The /tmp/busybox-0.45 directory will then contain subdirectories named bin, sbin and usr, each with symbolic links to /bin/busybox. You'll also need to copy the busybox binary to /bin before using these symbolic links:

cp /tmp/busybox-0.45/busybox /bin
Now you're ready to explore the symbolic links in your BusyBox subdirectories. For example, change to the bin directory:
cd /tmp/busybox-0.45/bin
Then use the ls symbolic link with the --help option:
 ./ls --help
You see the same help text as indicated previously. This shows you that BusyBox is being used instead of the standard ls command on your Linux system.

BusyBox uses the GNU C library, or glibc, which can add substantially to the space requirements of an embedded system or boot disk. You might consider looking at alternate C libraries to save space. Examples include minix libc and newlibc. Another example that looks promising but doesn't yet support the full functionality of BusyBox is the uC-libc project from Rt-Control (see http://www.uclinux.org/). The maintainer of BusyBox, Erik Andersen, is currently working to enhance this mini C library so that it can be used to reduce the total size requirements for BusyBox.

Configuring BusyBox

The description of BusyBox so far is straightforward, but doesn't capture all that the program offers. Returning to the source code you un-tarred when you compiled BusyBox, load the file busybox.def.h into a text editor:

cd /tmp/busybox-0.45 vi busybox.def.h

The first part of this file (about the first 100 lines) contains #define statements for each utility capability that will be included in BusyBox. If you don't want to include the capabilities of one of these utilities, simply comment out that line. For example, if you don't need sed in the system you are using BusyBox on, comment out the line for sed using two forward slashes, like this:

//#define BB_SED
Commenting out a few of the larger utilities greatly reduces the size of the final busybox binary. For example, removing five complex programs (init, tar, sfdisk, gzip and gunzip) reduces the size of the busybox binary from 260KB to 155KB.

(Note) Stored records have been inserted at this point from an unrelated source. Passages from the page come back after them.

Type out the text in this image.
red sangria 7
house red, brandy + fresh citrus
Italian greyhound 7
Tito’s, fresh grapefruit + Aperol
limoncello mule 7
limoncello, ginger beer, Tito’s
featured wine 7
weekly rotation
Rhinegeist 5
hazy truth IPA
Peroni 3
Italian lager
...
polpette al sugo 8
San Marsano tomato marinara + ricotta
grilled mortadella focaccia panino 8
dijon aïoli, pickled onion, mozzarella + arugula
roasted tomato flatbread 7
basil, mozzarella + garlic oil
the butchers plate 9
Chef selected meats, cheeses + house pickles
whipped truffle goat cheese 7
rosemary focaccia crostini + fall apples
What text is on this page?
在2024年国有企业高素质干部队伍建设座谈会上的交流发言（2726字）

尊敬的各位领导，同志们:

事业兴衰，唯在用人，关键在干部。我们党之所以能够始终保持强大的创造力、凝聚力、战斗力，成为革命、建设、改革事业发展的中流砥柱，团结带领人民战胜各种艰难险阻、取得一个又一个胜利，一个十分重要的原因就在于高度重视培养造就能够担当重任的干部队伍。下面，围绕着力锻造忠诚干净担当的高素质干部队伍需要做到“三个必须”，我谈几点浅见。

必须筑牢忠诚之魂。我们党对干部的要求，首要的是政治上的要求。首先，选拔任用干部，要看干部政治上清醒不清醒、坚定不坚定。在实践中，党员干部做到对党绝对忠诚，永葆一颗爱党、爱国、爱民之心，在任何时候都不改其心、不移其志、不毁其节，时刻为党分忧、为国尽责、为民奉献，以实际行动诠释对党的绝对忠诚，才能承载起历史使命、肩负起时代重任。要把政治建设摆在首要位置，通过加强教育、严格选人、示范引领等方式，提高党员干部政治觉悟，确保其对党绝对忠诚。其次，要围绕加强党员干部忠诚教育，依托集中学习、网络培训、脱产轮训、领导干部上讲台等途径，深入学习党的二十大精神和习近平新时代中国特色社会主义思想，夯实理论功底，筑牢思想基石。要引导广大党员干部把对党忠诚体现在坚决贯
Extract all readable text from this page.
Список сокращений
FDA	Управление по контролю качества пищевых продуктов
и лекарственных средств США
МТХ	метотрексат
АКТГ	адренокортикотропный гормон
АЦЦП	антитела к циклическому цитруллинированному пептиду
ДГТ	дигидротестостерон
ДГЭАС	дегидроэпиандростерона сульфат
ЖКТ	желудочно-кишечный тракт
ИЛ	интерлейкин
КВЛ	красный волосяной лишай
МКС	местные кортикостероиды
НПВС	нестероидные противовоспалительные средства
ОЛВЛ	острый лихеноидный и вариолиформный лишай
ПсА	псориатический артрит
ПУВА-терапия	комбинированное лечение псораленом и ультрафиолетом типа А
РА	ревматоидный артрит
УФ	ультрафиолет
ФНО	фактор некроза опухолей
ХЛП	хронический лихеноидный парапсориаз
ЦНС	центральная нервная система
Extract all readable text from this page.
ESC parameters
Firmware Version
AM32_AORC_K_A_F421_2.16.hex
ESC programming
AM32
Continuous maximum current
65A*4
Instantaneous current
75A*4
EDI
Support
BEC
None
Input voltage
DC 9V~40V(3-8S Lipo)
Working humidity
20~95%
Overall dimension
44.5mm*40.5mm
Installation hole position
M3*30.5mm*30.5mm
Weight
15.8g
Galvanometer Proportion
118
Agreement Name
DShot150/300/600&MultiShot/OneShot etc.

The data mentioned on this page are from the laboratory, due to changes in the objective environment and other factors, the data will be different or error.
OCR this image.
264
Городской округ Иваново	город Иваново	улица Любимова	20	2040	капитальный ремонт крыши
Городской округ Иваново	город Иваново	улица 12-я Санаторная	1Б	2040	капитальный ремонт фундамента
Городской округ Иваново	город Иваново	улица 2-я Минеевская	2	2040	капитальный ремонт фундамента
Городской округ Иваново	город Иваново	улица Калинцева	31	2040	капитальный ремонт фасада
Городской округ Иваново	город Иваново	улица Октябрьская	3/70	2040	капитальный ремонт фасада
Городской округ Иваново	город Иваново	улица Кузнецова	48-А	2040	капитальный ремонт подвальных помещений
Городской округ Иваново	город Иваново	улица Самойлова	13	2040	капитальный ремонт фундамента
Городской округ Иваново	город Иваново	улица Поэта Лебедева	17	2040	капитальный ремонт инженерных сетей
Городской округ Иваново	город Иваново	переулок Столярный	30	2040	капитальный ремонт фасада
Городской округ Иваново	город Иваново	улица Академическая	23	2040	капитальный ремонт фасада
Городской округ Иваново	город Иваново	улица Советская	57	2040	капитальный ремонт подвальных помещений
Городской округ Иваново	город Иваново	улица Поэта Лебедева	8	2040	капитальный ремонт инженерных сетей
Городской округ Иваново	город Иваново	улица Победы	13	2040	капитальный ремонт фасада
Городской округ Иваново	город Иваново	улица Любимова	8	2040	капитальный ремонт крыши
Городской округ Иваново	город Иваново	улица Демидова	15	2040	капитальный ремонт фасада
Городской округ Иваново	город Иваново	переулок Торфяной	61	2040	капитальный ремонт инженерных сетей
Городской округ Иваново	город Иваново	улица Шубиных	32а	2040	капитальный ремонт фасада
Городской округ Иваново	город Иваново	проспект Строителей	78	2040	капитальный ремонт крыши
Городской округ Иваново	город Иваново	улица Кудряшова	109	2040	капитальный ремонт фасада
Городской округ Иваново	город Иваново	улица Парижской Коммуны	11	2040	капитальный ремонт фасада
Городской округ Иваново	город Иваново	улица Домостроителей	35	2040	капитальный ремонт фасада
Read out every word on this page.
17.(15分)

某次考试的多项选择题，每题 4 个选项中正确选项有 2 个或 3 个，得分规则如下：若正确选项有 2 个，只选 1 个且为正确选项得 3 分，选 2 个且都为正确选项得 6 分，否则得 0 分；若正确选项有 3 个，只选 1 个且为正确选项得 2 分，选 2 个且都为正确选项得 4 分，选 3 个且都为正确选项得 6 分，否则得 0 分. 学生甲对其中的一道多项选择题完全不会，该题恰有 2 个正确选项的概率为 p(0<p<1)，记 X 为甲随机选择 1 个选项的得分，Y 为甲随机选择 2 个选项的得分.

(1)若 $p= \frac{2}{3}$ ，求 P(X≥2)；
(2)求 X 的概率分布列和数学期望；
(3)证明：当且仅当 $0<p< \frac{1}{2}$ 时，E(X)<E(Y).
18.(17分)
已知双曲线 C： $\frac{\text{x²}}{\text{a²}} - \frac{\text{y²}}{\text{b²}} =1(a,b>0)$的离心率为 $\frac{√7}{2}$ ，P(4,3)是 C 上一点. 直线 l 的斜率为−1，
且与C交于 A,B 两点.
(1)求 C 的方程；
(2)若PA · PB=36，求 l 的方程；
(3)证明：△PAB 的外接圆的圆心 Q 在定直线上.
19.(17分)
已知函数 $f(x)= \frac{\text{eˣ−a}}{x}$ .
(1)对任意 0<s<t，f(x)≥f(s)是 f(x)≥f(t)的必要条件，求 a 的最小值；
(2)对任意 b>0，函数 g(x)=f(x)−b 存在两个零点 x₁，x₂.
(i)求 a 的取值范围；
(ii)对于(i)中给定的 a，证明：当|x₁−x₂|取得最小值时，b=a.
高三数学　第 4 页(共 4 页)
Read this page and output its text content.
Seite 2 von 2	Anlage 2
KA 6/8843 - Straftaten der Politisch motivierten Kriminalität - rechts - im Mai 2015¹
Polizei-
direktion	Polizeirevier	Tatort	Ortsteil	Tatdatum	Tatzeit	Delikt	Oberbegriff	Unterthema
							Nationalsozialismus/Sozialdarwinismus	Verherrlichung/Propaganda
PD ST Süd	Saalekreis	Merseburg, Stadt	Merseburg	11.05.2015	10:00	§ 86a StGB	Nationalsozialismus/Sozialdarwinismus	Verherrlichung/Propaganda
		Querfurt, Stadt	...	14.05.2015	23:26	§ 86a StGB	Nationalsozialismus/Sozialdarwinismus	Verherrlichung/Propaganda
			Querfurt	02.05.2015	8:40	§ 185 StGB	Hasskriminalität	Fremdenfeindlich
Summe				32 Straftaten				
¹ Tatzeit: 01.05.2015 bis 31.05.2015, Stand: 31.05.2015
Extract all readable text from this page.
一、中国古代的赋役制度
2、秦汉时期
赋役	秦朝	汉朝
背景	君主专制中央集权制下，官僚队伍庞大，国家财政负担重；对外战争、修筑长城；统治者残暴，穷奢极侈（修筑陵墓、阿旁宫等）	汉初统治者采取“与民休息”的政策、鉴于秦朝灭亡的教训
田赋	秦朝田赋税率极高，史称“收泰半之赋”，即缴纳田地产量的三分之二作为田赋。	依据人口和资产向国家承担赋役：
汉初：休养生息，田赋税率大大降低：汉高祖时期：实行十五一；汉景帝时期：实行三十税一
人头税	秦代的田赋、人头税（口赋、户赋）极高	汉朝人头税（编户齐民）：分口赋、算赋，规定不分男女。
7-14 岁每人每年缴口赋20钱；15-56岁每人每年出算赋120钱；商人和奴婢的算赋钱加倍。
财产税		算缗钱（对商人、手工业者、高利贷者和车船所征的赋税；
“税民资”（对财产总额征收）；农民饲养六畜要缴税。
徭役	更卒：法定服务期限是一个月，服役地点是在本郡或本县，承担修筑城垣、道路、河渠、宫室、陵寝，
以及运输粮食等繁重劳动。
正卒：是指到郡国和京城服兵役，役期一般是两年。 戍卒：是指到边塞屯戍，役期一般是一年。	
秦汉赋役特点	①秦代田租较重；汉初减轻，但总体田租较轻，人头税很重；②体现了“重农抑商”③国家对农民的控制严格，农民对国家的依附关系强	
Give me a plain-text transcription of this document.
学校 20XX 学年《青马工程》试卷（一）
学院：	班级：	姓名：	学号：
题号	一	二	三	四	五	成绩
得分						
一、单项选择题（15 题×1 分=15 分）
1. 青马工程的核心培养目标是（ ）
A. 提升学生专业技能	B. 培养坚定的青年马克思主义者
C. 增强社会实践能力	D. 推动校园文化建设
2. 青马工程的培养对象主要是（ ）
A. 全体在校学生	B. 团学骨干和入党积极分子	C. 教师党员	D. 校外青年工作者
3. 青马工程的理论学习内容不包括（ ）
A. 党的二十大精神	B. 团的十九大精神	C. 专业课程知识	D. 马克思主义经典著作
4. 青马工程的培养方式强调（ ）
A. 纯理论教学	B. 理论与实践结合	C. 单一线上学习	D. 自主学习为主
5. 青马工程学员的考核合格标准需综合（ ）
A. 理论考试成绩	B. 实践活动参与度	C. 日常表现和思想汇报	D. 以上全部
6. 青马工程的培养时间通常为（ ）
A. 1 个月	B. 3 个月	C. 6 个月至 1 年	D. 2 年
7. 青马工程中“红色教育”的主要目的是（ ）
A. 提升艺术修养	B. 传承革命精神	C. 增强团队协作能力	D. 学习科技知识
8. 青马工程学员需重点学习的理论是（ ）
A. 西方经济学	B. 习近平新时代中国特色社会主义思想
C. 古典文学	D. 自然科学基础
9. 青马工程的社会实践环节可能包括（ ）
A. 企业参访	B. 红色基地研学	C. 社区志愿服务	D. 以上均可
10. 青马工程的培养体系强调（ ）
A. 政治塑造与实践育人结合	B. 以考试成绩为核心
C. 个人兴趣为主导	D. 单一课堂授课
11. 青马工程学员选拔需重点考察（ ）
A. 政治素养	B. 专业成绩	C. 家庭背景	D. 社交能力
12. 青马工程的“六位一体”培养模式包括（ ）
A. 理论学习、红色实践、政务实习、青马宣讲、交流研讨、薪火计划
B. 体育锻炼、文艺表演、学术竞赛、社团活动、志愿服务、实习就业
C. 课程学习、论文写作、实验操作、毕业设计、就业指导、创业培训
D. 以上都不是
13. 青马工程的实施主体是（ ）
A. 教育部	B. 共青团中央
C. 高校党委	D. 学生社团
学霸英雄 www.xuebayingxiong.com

The second part of the busybox.def.h file (after a few explanatory comments) contains #define statements that activate or disable various features of BusyBox. Some of these features are intended to save memory, such as eliminating the use of the /proc file system, reducing the amount of on-line help provided and eliminating the use of regular expressions. Other #defines are specific to features of a single command. For example, you can eliminate the ability to create new tar files with the tar features of BusyBox. Unless you really need to shave off a couple more KB in the size of BusyBox, you shouldn't need to alter the #define options in the second section of the busybox.def.h file.


Embedded versions of Linux such as Lineo's Embedix may be the most obvious use of BusyBox, but you might come up with many other uses. For example, if you need to create an initrd file to boot up a system with unusual hardware, you can use BusyBox functionality to add the basic system utilities with a single easy-to-manage binary. Or, you might use BusyBox as part of a boot diskette or single-disk version of Linux, as the Linux Router Project and the Debian boot floppies.


Nicholas Wells is a writer who has published about ten books on Linux, KDE, and the Web with Sybex, IDG, etc. He enjoys studying languages (the human kind) and traveling to exotic places for Linux conferences.